You now have a production-ready GPU platform with automated lifecycle management, telemetry collection, and flexible resource sharing capabilities. The GPU Operator continuously maintains your desired state, self-heals from failures, and exposes comprehensive GPU metrics to OpenShift monitoring.

In Chapter 2, you will configure Multi-Instance GPU (MIG) partitioning to maximize hardware ROI. You will:

  • Apply MIG profiles to GPU nodes using declarative labels

  • Create custom mig-parted configurations for heterogeneous workloads (mixed small and large model serving)

  • Verify MIG instances are exposed as allocatable Kubernetes resources (nvidia.com/mig-1g.10gb, nvidia.com/mig-3g.40gb)

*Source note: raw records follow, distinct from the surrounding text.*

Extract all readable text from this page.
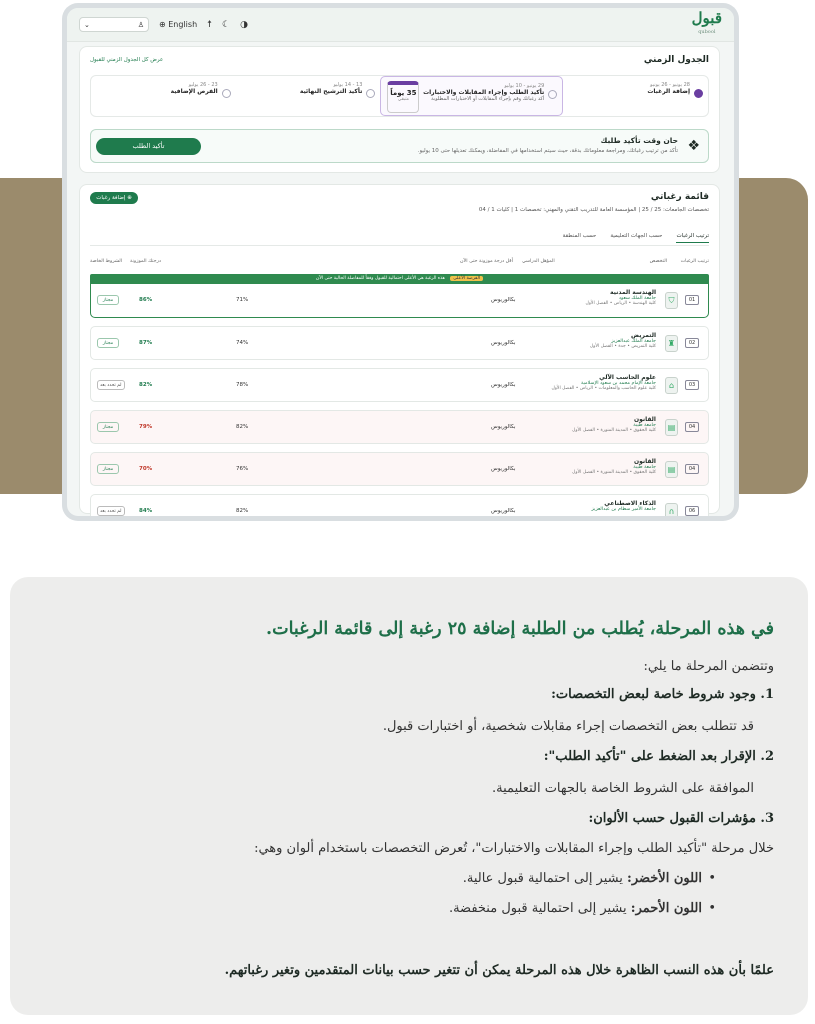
قبول
qubool
⌄	♙ ⊕ English ☨ ☾ ◑
الجدول الزمني
عرض كل الجدول الزمني للقبول
28 يونيو - 26 يونيو
إضافة الرغبات
29 يونيو - 10 يوليو
تأكيد الطلب وإجراء المقابلات والاختبارات
أكد رغباتك وقم بإجراء المقابلات أو الاختبارات المطلوبة
35 يوماً
متبقي
13 - 14 يوليو
تأكيد الترشيح النهائية
23 - 26 يوليو
الفرص الإضافية
❖
حان وقت تأكيد طلبك
تأكد من ترتيب رغباتك، ومراجعة معلوماتك بدقة، حيث سيتم استخدامها في المفاضلة، ويمكنك تعديلها حتى 10 يوليو.
تأكيد الطلب
⊕ إضافة رغبات	قائمة رغباتي
تخصصات الجامعات: 25 / 25 | المؤسسة العامة للتدريب التقني والمهني: تخصصات 1 | كليات 1 / 04
ترتيب الرغبات
حسب الجهات التعليمية
حسب المنطقة
ترتيب الرغبات
التخصص
المؤهل الدراسي
أقل درجة موزونة حتى الآن
درجتك الموزونة
الشروط الخاصة
الفرصة الأعلى هذه الرغبة هي الأعلى احتمالية للقبول وفقاً للمفاضلة الحالية حتى الآن
01
⛉
الهندسة المدنية
جامعة الملك سعود
كلية الهندسة • الرياض • الفصل الأول
بكالوريوس
71%
86%
مجتاز
02
♜
التمريض
جامعة الملك عبدالعزيز
كلية التمريض • جدة • الفصل الأول
بكالوريوس
74%
87%
مجتاز
03
⌂
علوم الحاسب الآلي
جامعة الإمام محمد بن سعود الإسلامية
كلية علوم الحاسب والمعلومات • الرياض • الفصل الأول
بكالوريوس
78%
82%
لم تحدد بعد
04
▤
القانون
جامعة طيبة
كلية الحقوق • المدينة المنورة • الفصل الأول
بكالوريوس
82%
79%
مجتاز
04
▤
القانون
جامعة طيبة
كلية الحقوق • المدينة المنورة • الفصل الأول
بكالوريوس
76%
70%
مجتاز
06
∩
الذكاء الاصطناعي
جامعة الأمير سطام بن عبدالعزيز
بكالوريوس
82%
84%
لم تحدد بعد
في هذه المرحلة، يُطلب من الطلبة إضافة ٢٥ رغبة إلى قائمة الرغبات.
وتتضمن المرحلة ما يلي:
1. وجود شروط خاصة لبعض التخصصات:
قد تتطلب بعض التخصصات إجراء مقابلات شخصية، أو اختبارات قبول.
2. الإقرار بعد الضغط على "تأكيد الطلب":
الموافقة على الشروط الخاصة بالجهات التعليمية.
3. مؤشرات القبول حسب الألوان:
خلال مرحلة "تأكيد الطلب وإجراء المقابلات والاختبارات"، تُعرض التخصصات باستخدام ألوان وهي:
• اللون الأخضر: يشير إلى احتمالية قبول عالية.
• اللون الأحمر: يشير إلى احتمالية قبول منخفضة.
علمًا بأن هذه النسب الظاهرة خلال هذه المرحلة يمكن أن تتغير حسب بيانات المتقدمين وتغير رغباتهم.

  • Deploy inference services that request specific MIG profiles

  • Monitor MIG instance utilization and reconfigure profiles based on workload demand

This enables running 7x more concurrent inference workloads on the same A100 hardware investment, transforming a 10-GPU cluster serving 10 models into a platform serving 70+ models with guaranteed performance isolation.

In Chapter 3, you will build comprehensive GPU observability by deploying Grafana and creating custom dashboards for DCGM metrics. You will:

  • Deploy the Grafana Operator and configure data sources

  • Import NVIDIA GPU telemetry dashboards

  • Create custom dashboards correlating GPU metrics with application performance

  • Configure alerts for GPU thermal throttling, memory exhaustion, and utilization anomalies

  • Use observability data for proactive capacity planning and cost optimization

This visibility enables data-driven decisions about GPU sharing strategies, capacity planning, and SLA compliance verification.

The ClusterPolicy configuration you deployed in this lab includes migManager: enabled and dcgmExporter: enabled, preparing your platform for these advanced capabilities without requiring reconfiguration.